19. The method of claim 6, wherein the act of testing comprises performing more rigorous above-standard tests in the field after the memory device has been deployed from manufacturing.

20. The method of claim 6, wherein the method comprises a two stage test with a first stage where the act of initializing comprises selecting a smaller number of memory cells to test and a smaller number of test patterns for testing compared to a comprehensive memory test and the second stage comprises performing the testing.

21. A computing system that tests performance for a memory device having memory blocks with memory cells, the computing system comprising:

a memory controller that is coupled to the memory device and is configured to enable testing of the memory device;

an operating system for controlling operation of the computing system; and

test components that are configured to test performance of the memory device using a reduced amount of testing compared to a comprehensive memory test and to perform a corrective action on memory cells located in one or more of the memory blocks.

22. The computing system of claim 21, wherein the test components are configured to test a set of n representative cells for a given memory block to determine the performance of the given memory block, the set of n representative cells representing n weakest memory cells or n randomly selected memory cells.

23. The computing system of claim 21, wherein the test components are configured to perform testing using a smaller subset of test patterns than a comprehensive memory test that are more likely to locate faulty memory cells based on test statistics from previous testing.

24. The computing system of claim 21, wherein the corrective action comprises repairing or masking and the test components are configured to repair the at least one faulty memory cell if it is located in a high priority level memory block or mask the memory block containing the at least one faulty memory cell if it is a low priority level memory block.

25. The computing system of claim 21, wherein the high priority level memory block is an area of the memory device that is used in the bootup of the computing system or that is used by the operating system.

26. The computing system of claim 21, wherein the test components are configured to select a smaller number of memory cells in a given memory block to test and use a smaller number of test patterns for testing compared to the comprehensive memory test.

27. A computer readable medium comprising a plurality of instructions that are executable by a processor of a computing system, wherein the plurality of instructions implement a method of testing a performance of a memory device, wherein the method comprises:

initializing test parameters to reduce how much testing is done compared to a comprehensive memory test;

testing performance for the memory device using tests defined by the test parameters to identify memory blocks having at least one faulty memory cell; and

performing a corrective action on the identified memory blocks.

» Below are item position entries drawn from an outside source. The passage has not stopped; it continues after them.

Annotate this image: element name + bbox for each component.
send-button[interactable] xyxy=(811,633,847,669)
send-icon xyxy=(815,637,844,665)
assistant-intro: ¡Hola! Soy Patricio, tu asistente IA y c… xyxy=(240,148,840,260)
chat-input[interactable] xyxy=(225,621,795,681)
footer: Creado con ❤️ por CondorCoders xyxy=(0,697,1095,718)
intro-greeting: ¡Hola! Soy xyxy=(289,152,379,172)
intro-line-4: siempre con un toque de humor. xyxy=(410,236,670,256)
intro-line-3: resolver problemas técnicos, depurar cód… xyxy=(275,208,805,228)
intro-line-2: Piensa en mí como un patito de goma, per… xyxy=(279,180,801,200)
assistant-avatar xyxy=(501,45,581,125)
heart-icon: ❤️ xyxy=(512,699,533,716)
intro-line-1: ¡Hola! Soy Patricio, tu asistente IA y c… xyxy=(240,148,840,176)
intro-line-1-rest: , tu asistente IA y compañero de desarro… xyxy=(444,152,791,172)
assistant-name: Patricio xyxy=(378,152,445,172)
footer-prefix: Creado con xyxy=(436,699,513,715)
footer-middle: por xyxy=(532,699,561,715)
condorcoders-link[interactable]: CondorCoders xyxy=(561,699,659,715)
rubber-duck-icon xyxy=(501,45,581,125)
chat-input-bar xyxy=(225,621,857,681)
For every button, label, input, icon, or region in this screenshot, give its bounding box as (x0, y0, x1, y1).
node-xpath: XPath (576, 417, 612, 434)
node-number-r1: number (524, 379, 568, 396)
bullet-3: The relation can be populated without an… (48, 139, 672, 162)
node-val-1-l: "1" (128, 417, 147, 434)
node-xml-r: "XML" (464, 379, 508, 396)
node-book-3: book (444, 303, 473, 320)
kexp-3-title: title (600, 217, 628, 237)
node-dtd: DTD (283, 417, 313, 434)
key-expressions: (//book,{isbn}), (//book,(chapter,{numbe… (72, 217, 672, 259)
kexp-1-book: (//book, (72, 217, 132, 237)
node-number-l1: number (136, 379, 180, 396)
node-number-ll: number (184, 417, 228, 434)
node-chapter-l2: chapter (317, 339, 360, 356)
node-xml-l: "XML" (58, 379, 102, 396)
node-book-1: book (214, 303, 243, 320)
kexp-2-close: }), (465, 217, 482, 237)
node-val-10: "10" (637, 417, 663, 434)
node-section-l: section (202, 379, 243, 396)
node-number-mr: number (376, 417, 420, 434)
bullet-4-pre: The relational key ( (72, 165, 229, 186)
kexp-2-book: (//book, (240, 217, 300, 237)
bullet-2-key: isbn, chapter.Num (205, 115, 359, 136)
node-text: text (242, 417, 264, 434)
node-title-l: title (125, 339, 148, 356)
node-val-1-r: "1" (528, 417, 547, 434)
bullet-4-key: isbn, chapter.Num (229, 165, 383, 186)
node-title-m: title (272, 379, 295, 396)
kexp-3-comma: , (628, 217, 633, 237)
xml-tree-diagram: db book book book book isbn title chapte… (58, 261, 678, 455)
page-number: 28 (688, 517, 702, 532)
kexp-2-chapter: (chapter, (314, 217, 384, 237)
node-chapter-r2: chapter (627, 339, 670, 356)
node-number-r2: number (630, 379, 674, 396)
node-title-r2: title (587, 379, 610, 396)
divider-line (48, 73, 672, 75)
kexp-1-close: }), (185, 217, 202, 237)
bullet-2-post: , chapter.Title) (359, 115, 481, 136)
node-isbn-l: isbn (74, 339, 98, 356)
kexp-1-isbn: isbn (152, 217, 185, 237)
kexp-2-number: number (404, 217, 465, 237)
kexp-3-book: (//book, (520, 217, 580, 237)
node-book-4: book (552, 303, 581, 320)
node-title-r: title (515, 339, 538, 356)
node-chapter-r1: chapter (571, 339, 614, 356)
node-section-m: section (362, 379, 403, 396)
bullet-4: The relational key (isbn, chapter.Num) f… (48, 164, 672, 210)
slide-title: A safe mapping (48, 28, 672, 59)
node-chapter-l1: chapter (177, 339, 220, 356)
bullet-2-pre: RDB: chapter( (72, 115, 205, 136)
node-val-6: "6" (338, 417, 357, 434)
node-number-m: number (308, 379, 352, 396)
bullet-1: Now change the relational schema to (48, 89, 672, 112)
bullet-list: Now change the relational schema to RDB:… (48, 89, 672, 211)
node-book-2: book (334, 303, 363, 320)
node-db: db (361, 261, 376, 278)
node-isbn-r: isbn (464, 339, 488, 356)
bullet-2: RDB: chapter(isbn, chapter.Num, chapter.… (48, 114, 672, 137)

28. The computer readable medium of claim 27, wherein the method further comprises selecting n representative cells for a given memory block using n weakest memory cells or n random memory cells of the given memory block; and testing the set of n representative cells to determine the performance of the given memory block.

29. The computer readable medium of claim 27, wherein the method comprises performing testing using a smaller subset of test patterns than a comprehensive memory test that are more likely to locate faulty memory cells based on test statistics from previous testing.

30. The computer readable medium of claim 27, wherein method comprises performing repairing or masking as the corrective action, the repairing being done on the at least one faulty memory cell if it is located in a high priority level memory block and the masking being done if at least one faulty memory cell is in a low priority level memory block.

31. The computer readable medium of claim 27, wherein the method comprises selecting a smaller number of memory cells in a given memory block to test and using a smaller number of test patterns for testing compared to the comprehensive memory test.